[This Hole-in-the-Wall Life] Pho Your Health at Pho Cali

Remember that scene in Casino Royale (the Daniel Craig version, not the 1967 schlockfest), where James Bond gets poisoned during a poker tournament, stumbles back to his hotel room and expunges the venom by drinking a glass of salt water? That's what happened to me last week, albeit with a tastier antidote.

I was suffering from a nasty flu bug incurred after a trip to Philadelphia (note to airplane passengers: never open those bulbous air vents above you). After a return trip spent sneezing, a night of coughing and a day in delirium, I needed salvation, a quick fix. I needed pho.

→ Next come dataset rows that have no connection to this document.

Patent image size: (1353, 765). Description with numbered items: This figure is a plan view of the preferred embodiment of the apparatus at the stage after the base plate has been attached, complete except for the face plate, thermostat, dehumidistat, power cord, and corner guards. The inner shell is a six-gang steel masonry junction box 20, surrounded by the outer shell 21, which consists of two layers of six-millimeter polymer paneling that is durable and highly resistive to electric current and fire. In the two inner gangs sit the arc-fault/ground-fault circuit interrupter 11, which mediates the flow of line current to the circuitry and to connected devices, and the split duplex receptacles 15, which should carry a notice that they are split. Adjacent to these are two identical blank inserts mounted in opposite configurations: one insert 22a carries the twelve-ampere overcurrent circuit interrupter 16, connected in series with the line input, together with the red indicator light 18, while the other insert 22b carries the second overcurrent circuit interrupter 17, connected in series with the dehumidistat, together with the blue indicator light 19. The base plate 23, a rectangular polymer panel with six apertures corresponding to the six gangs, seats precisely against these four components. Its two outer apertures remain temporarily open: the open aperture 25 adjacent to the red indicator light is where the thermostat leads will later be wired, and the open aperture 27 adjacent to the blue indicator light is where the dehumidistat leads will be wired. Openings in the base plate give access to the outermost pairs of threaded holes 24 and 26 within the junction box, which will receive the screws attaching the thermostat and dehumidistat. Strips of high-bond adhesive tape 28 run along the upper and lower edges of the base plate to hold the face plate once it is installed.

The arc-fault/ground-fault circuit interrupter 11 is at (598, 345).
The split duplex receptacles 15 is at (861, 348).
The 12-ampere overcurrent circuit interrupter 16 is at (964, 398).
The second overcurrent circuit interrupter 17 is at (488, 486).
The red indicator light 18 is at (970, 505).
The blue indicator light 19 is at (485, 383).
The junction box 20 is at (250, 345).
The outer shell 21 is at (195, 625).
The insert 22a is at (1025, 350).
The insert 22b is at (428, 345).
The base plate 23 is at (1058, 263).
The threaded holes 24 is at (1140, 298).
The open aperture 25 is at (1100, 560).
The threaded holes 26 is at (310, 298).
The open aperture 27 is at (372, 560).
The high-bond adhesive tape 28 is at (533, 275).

PHO CALI beckoned. It's a Know Nothing nightmare, a joint where Latinos outnumber Vietnamese and the only English anyone understands is what's on the menu, translated imperfectly (“nudo” is not the Spanish word for “noodle,” as much as it seems right) into three languages. Bucking the latest Little Saigon fad of high-end pho houses, Pho Cali is resolutely dive-y: brusque service, stained floors, spartan decorations, and impossibly cheap-'n'-hefty portions. There were many choices for lunch—broken rice, bún and about a dozen bánh mìs, not to mention a buffet of freshly prepared Vietnamese desserts—but my condition demanded I order their namesake beef noodle soup.

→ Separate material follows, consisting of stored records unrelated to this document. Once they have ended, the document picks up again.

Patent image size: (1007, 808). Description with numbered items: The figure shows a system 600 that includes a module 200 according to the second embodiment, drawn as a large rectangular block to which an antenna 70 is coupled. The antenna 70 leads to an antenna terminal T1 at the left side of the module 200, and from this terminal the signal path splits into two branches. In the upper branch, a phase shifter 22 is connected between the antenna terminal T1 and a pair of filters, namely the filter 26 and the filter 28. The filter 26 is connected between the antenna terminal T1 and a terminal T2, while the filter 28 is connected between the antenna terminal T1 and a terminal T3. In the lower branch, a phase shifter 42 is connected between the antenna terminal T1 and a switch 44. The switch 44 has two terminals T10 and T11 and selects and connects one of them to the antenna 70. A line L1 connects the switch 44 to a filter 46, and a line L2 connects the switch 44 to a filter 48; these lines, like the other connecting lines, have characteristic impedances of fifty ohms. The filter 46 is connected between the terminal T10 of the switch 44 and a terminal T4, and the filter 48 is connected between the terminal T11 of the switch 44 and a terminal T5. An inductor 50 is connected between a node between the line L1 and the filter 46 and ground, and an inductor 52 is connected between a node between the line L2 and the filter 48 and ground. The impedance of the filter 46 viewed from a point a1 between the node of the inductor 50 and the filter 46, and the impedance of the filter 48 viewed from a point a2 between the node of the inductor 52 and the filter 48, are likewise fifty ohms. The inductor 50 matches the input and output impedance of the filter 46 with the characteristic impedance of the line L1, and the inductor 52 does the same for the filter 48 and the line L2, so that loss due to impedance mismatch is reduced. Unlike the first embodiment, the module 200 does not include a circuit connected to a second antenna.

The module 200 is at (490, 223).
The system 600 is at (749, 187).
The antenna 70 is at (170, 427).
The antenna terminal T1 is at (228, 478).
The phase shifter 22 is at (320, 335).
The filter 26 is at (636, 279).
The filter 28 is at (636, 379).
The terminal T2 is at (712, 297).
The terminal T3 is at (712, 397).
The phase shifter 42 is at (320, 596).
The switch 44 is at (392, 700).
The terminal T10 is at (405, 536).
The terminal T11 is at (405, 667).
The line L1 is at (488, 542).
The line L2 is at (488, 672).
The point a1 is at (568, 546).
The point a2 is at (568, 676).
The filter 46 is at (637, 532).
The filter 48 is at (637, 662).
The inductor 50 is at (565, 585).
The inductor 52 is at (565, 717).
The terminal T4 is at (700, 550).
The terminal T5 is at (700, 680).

What the waiter placed before me mere minutes after I sat down was the small option, but for once, I'm glad a menu lied. This was beyond huge—I could've placed the empty bowl on my head for a baseball game, and an umpire wouldn't notice. The pho broth was already properly sweet and hearty, but I doctored it with the appropriate garnishes—bean sprouts, jalapeño slices, Thai basil and three leaves of saw-leaf herb, a metallic-tasting plant that's better than it sounds. On top of this, I squirted in streams of the sweet variety of Sriracha.

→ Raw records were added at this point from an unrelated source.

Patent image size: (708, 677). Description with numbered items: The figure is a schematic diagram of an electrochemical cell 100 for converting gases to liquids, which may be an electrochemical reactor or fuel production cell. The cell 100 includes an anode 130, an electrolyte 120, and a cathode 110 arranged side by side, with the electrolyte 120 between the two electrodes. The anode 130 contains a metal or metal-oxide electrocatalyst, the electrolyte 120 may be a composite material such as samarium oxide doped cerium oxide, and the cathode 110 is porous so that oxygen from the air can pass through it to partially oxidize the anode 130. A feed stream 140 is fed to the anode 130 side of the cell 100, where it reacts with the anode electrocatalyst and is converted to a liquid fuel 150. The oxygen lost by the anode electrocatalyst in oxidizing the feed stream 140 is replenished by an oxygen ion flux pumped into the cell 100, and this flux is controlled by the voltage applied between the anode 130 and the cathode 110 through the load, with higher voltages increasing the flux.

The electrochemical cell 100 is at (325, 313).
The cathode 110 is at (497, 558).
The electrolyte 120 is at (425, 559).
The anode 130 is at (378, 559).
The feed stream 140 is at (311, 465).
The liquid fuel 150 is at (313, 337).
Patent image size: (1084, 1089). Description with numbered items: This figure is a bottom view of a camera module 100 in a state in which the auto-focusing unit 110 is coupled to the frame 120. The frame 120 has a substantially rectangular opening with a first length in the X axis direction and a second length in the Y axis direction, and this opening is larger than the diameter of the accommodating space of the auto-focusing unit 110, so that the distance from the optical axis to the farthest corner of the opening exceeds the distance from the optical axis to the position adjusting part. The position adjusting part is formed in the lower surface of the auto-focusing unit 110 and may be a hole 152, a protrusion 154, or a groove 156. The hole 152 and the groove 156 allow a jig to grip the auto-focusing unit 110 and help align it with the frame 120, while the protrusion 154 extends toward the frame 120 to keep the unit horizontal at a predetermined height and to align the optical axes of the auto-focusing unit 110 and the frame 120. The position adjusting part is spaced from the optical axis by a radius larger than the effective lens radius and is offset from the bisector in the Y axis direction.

Even with my severely limited palate, Pho Cali's soup impressed. The cuts of meat were lean but delicious, the noodles long and springy, the broth fragrant and grand. After just a couple of sips, it happened: I was being healed! My skin became clammy with freshly provoked sweat, and snot poured out of my nostrils. Cough, cough—phlegm hacked its way out of my lungs and into my mouth. Pho Cali isn't the best pho in Orange County, but that's like saying Salk's vaccine wasn't the most important medical breakthrough of the 20th century.